O Bloco de Esquerda, talvez para se distinguir do Partido Comunista, não inclui explicitamente nos seus objectivos o fim do capitalismo. Refere apenas a ‘busca de alternativas ao capitalismo’ e aina que defende e promove ‘a perspectiva do socialismo como expressão da luta emancipatória da Humanidade contra a exploração e a opressão’. Esta indefinição, associada ao charme burguês de muitos membros deste partido, causou-me sempre alguma perplexidade sobre o tipo de sistema económico e de sociedade subjacente àquele projecto político.
Hoje, em entrevista ao jornal Público, Francisco Louçã defende que um Governo de esquerda (que não inclui certamente o PS nesta definição) tem que “controlar o crédito em Portugal”. E prossegue defendendo que
Esse controlo é necessário "para evitar o desvio da capacidade produtiva" e "a perda de investimento para a especulação financeira", que advém de existir "um sistema financeiro que se alimenta da especulação sobre o seu próprio país" (…) "Controlar o crédito é a medida essencial para ter uma política virada para o investimento."
Ou seja, parece-me que a alternativa apresentada pelo em breve ex-líder o BE é um sistema ‘capitalista’ do tipo chinês: controlo do crédito pelo Estado e aposta no investimento.
De facto, no pseudo-capitalismo da República Popular da China, a propriedade privada já é permitida. No entanto, falta-lhe um elemento fundamental do sistema capitalista: a livre iniciativa, de onde brota a inovação ou a ‘destruição-criadora’ como lhe chamou Schumpeter. Na China, a livre iniciativa está coarctada pelo controlo dos mercados de crédito pelo Estado, estando a escolha dos projectos de investimento nas mãos de burocratas, o que torna a corrupção num dos seus mais graves problemas. A China investe todos os anos, há décadas, cerca de 40% do rendimento, sendo o excesso de capital e a sua baixa produtividade são outro grave problema desta economia.

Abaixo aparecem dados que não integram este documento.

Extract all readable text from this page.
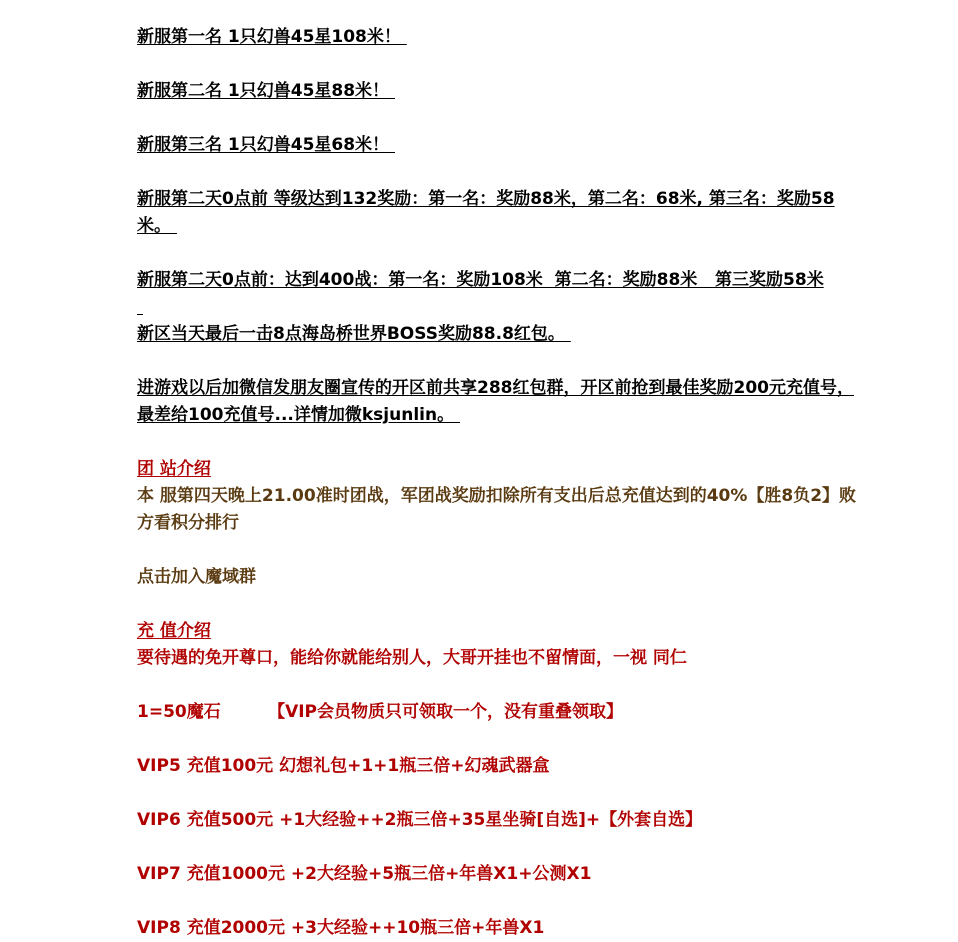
新服第一名 1只幻兽45星108米！

新服第二名 1只幻兽45星88米！

新服第三名 1只幻兽45星68米！

新服第二天0点前 等级达到132奖励：第一名：奖励88米，第二名：68米, 第三名：奖励58米。

新服第二天0点前：达到400战：第一名：奖励108米  第二名：奖励88米   第三奖励58米

新区当天最后一击8点海岛桥世界BOSS奖励88.8红包。

进游戏以后加微信发朋友圈宣传的开区前共享288红包群，开区前抢到最佳奖励200元充值号，最差给100充值号...详情加微ksjunlin。

团 站介绍

本 服第四天晚上21.00准时团战，军团战奖励扣除所有支出后总充值达到的40%【胜8负2】败方看积分排行

点击加入魔域群

充 值介绍

要待遇的免开尊口，能给你就能给别人，大哥开挂也不留情面，一视 同仁

1=50魔石        【VIP会员物质只可领取一个，没有重叠领取】

VIP5 充值100元 幻想礼包+1+1瓶三倍+幻魂武器盒

VIP6 充值500元 +1大经验++2瓶三倍+35星坐骑[自选]+【外套自选】

VIP7 充值1000元 +2大经验+5瓶三倍+年兽X1+公测X1

VIP8 充值2000元 +3大经验++10瓶三倍+年兽X1
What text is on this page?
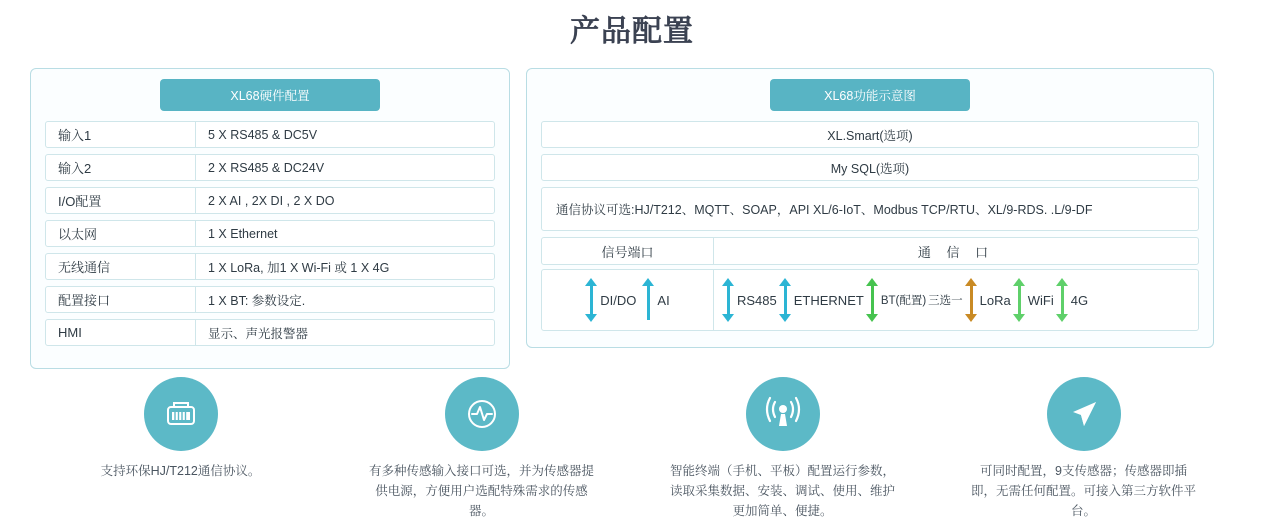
产品配置
XL68硬件配置
输入1	5 X RS485 & DC5V
输入2	2 X RS485 & DC24V
I/O配置	2 X AI , 2X DI , 2 X DO
以太网	1 X Ethernet
无线通信	1 X LoRa, 加1 X Wi-Fi 或 1 X 4G
配置接口	1 X BT: 参数设定.
HMI	显示、声光报警器
XL68功能示意图
XL.Smart(选项)
My SQL(选项)
通信协议可选:HJ/T212、MQTT、SOAP，API XL/6-IoT、Modbus TCP/RTU、XL/9-RDS. .L/9-DF
信号端口	通 信 口
DI/DO AI	RS485 ETHERNET BT(配置) 三选一 LoRa WiFi 4G

支持环保HJ/T212通信协议。	有多种传感输入接口可选，并为传感器提供电源，方便用户选配特殊需求的传感器。

智能终端（手机、平板）配置运行参数，读取采集数据、安装、调试、使用、维护更加简单、便捷。

可同时配置，9支传感器；传感器即插即，无需任何配置。可接入第三方软件平台。
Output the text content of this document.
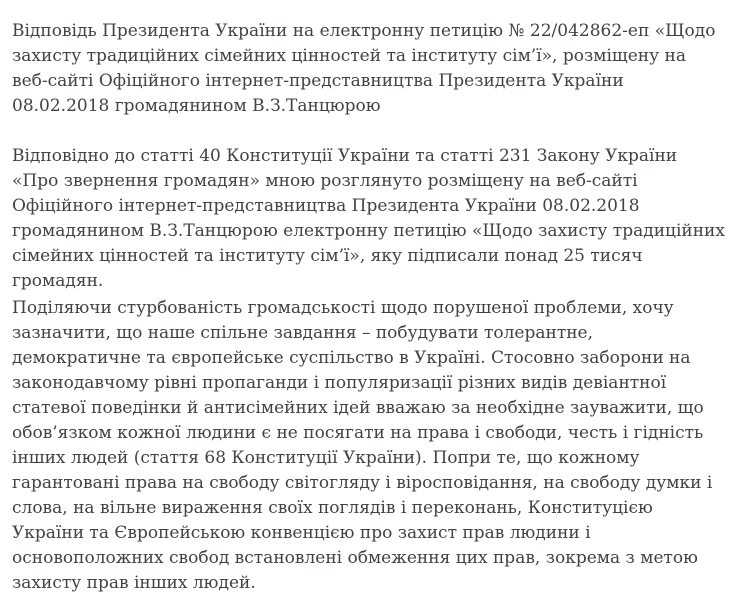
Відповідь Президента України на електронну петицію № 22/042862-еп «Щодо захисту традиційних сімейних цінностей та інституту сім’ї», розміщену на веб-сайті Офіційного інтернет-представництва Президента України 08.02.2018 громадянином В.З.Танцюрою

Відповідно до статті 40 Конституції України та статті 231 Закону України «Про звернення громадян» мною розглянуто розміщену на веб-сайті Офіційного інтернет-представництва Президента України 08.02.2018 громадянином В.З.Танцюрою електронну петицію «Щодо захисту традиційних сімейних цінностей та інституту сім’ї», яку підписали понад 25 тисяч громадян.

Поділяючи стурбованість громадськості щодо порушеної проблеми, хочу зазначити, що наше спільне завдання – побудувати толерантне, демократичне та європейське суспільство в Україні. Стосовно заборони на законодавчому рівні пропаганди і популяризації різних видів девіантної статевої поведінки й антисімейних ідей вважаю за необхідне зауважити, що обов’язком кожної людини є не посягати на права і свободи, честь і гідність інших людей (стаття 68 Конституції України). Попри те, що кожному гарантовані права на свободу світогляду і віросповідання, на свободу думки і слова, на вільне вираження своїх поглядів і переконань, Конституцією України та Європейською конвенцією про захист прав людини і основоположних свобод встановлені обмеження цих прав, зокрема з метою захисту прав інших людей.
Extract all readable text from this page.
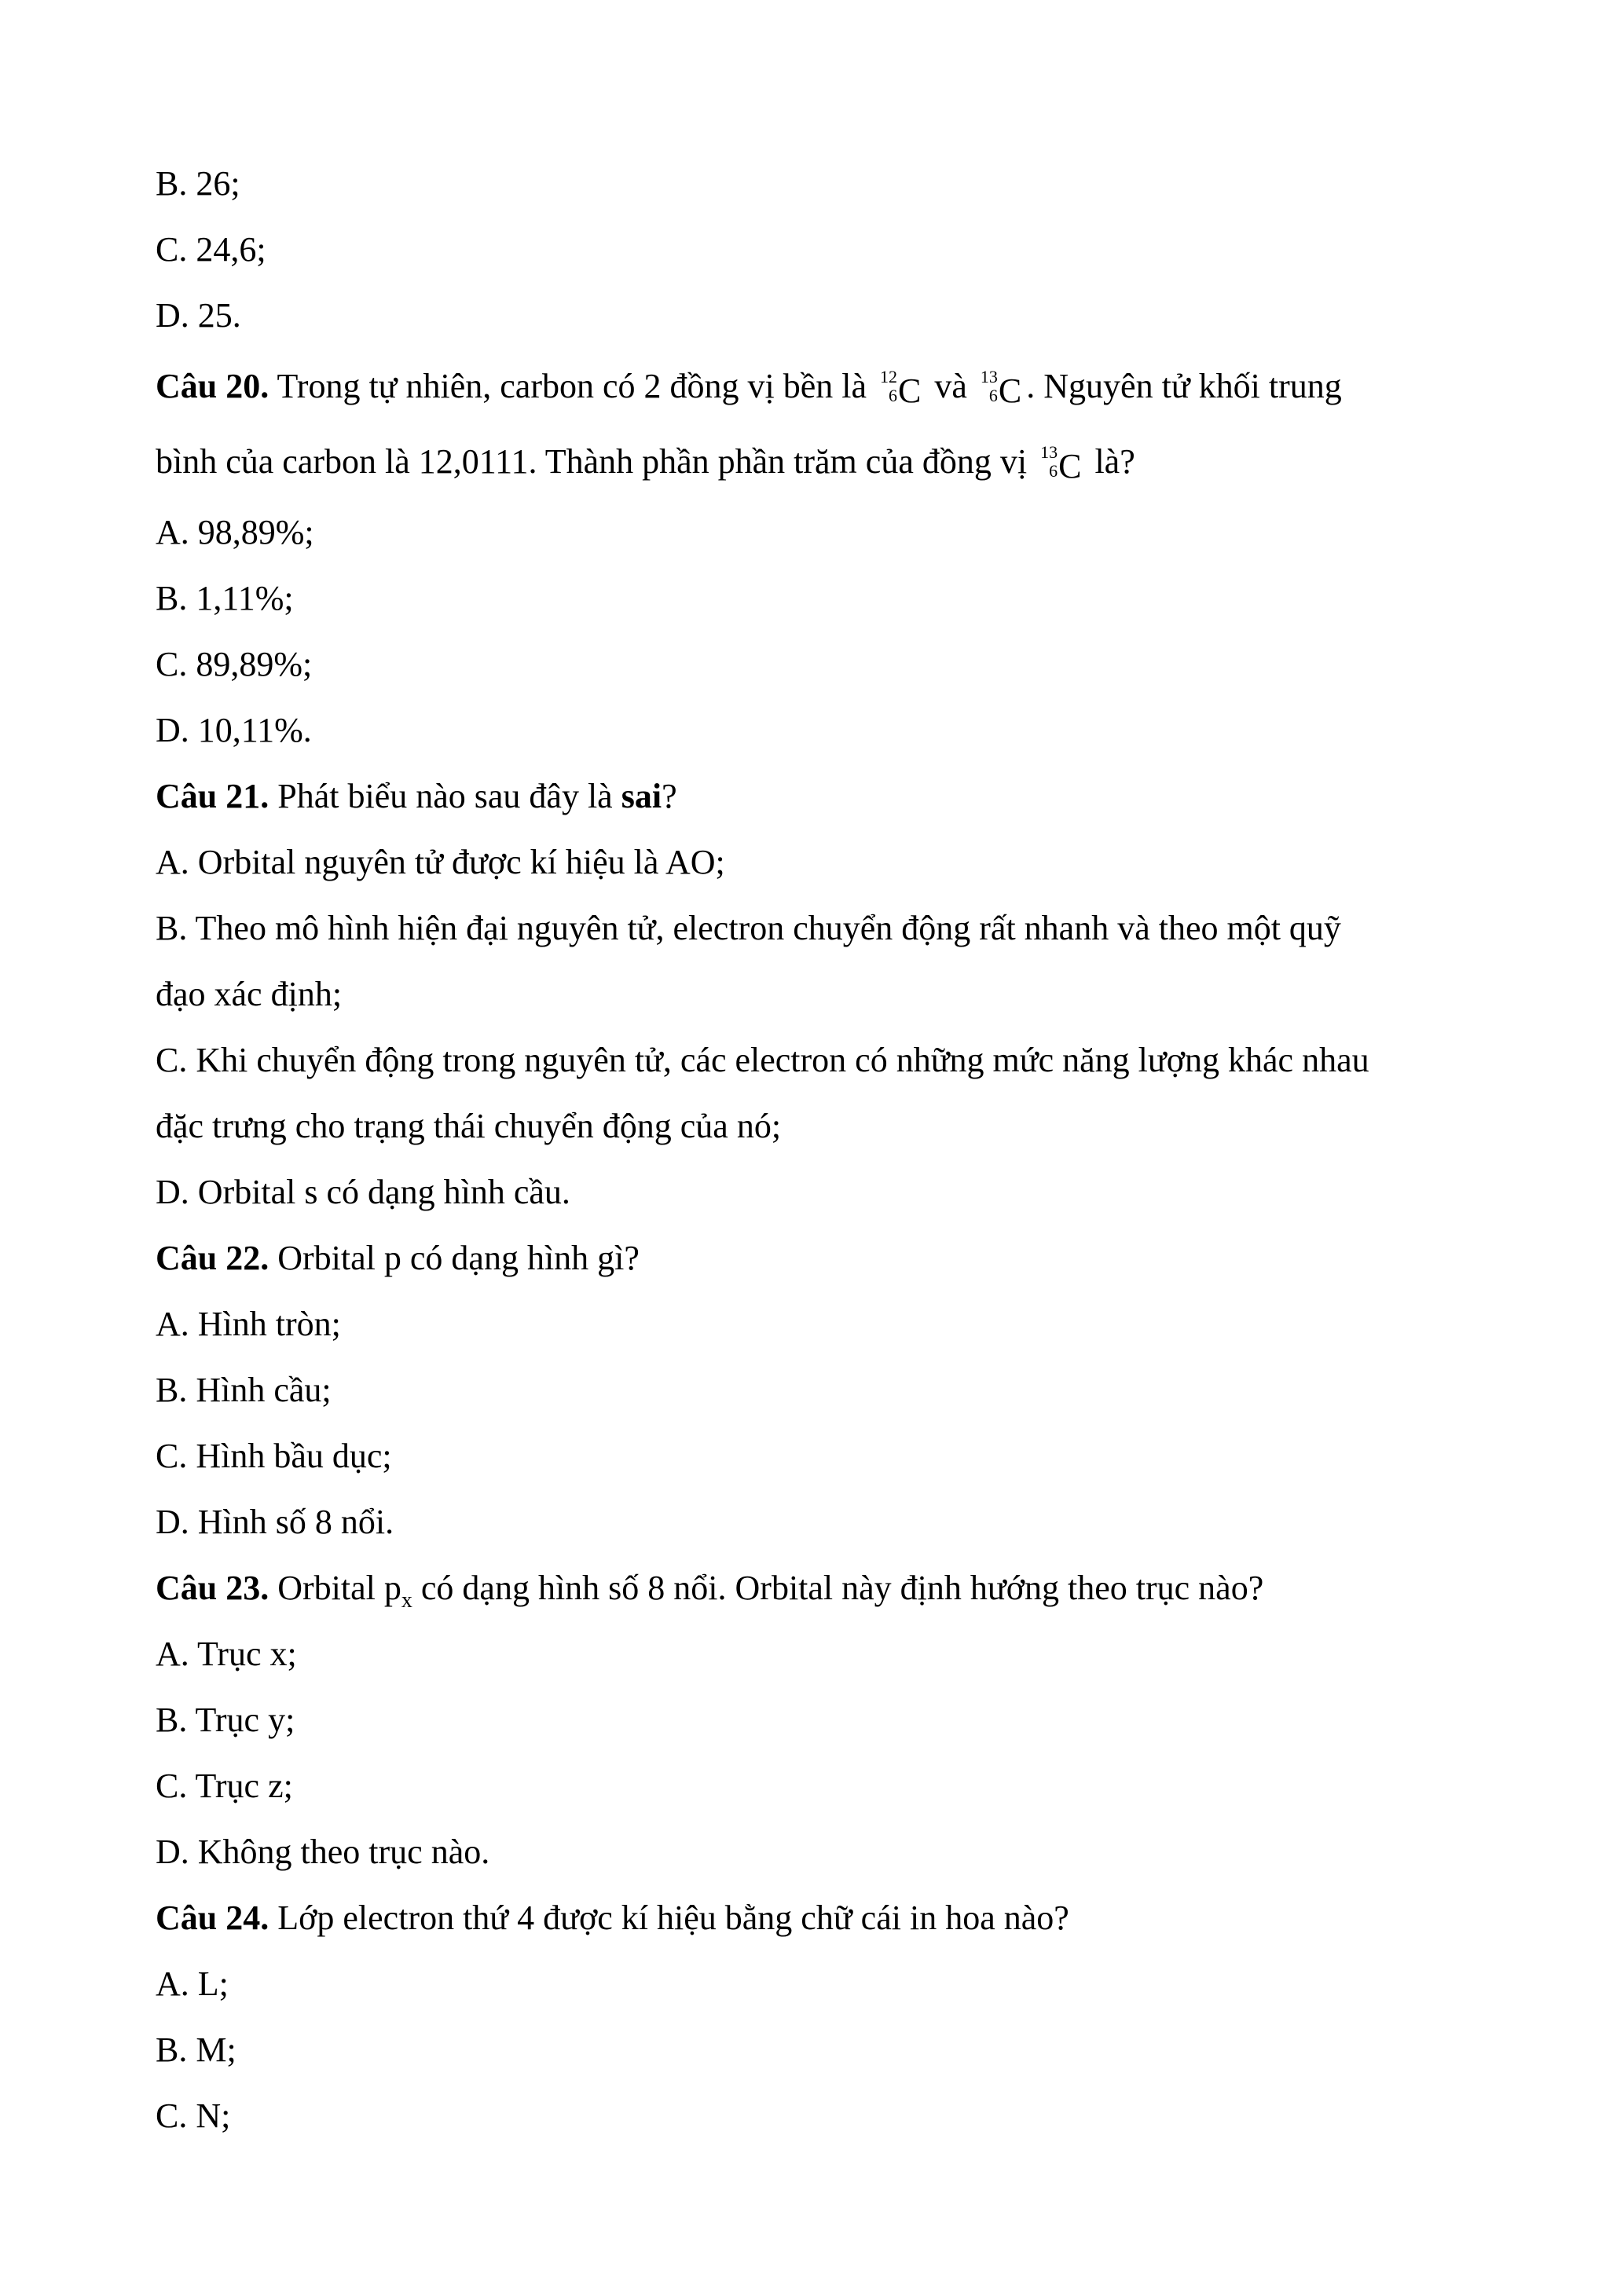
B. 26;
C. 24,6;
D. 25.
Câu 20. Trong tự nhiên, carbon có 2 đồng vị bền là 12
6 C và 13
6 C . Nguyên tử khối trung
bình của carbon là 12,0111. Thành phần phần trăm của đồng vị 13
6 C là?
A. 98,89%;
B. 1,11%;
C. 89,89%;
D. 10,11%.
Câu 21. Phát biểu nào sau đây là sai?
A. Orbital nguyên tử được kí hiệu là AO;
B. Theo mô hình hiện đại nguyên tử, electron chuyển động rất nhanh và theo một quỹ
đạo xác định;
C. Khi chuyển động trong nguyên tử, các electron có những mức năng lượng khác nhau
đặc trưng cho trạng thái chuyển động của nó;
D. Orbital s có dạng hình cầu.
Câu 22. Orbital p có dạng hình gì?
A. Hình tròn;
B. Hình cầu;
C. Hình bầu dục;
D. Hình số 8 nổi.
Câu 23. Orbital $p_x$ có dạng hình số 8 nổi. Orbital này định hướng theo trục nào?
A. Trục x;
B. Trục y;
C. Trục z;
D. Không theo trục nào.
Câu 24. Lớp electron thứ 4 được kí hiệu bằng chữ cái in hoa nào?
A. L;
B. M;
C. N;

Em Portugal também temos o exemplo de algumas decisões absurdas da Caixa Geral de Depósitos, que nos podem dar uma ideia do tipo de problemas que poderiam resultar de termos o crédito nas mãos do Governo. Claro que esta proposta de Francisco Louçã assume certamente que os dirigentes estariam imunes a pressões e teriam a capacidade técnica de identificar os investimentos que garantiriam o crescimento da economia.
No entanto, é ainda importante recordar que para haver crédito para o Estado distribuir é preciso haver poupança, nacional e/ou internacional. Na China é nacional: a taxa de poupança aproxima-se de 50% do PIB, o consumo representa apenas cerca de 30% do PIB. Ou seja, o investimento é financiado à custa das famílias, que poupam porque não existe Estado Social e o crédito ao consumo é incipiente.
Em Portugal, com um Governo do tipo sugerido por Francisco Louçã, o crédito teria de ser alimentado por poupança nacional – embora falte informação, não são precisos especiais dons de predição para adivinhar o que aconteceria à classe média com este projecto.
Sendo necessário introduzir correções no funcionamento dos sistemas financeiros ocidentais, não acredito nesta alternativa de Francisco Louçã porque continuo a acreditar que o capitalismo é o melhor de todos os sistemas e o crédito bancário é essencial ao seu funcionamento. Recordo a esse propósito a definição de Capitalismo que Joseph Schumpeter escreveu para a Encyclopaedia Britannica:
“Uma sociedade diz-se capitalista se entregar a condução do seu processo económico à iniciativa privada. Pode dizer-se que isto implica, em primeiro lugar, propriedade privada dos meios de produção (…); em segundo lugar, implica produção por iniciativa privada (…); Mas, em terceiro lugar, o crédito bancário é tão essencial ao funcionamento do sistema capitalista que, apesar de não estar estritamente implicado na sua definição, deve ser acrescentado aos outros dois critérios.”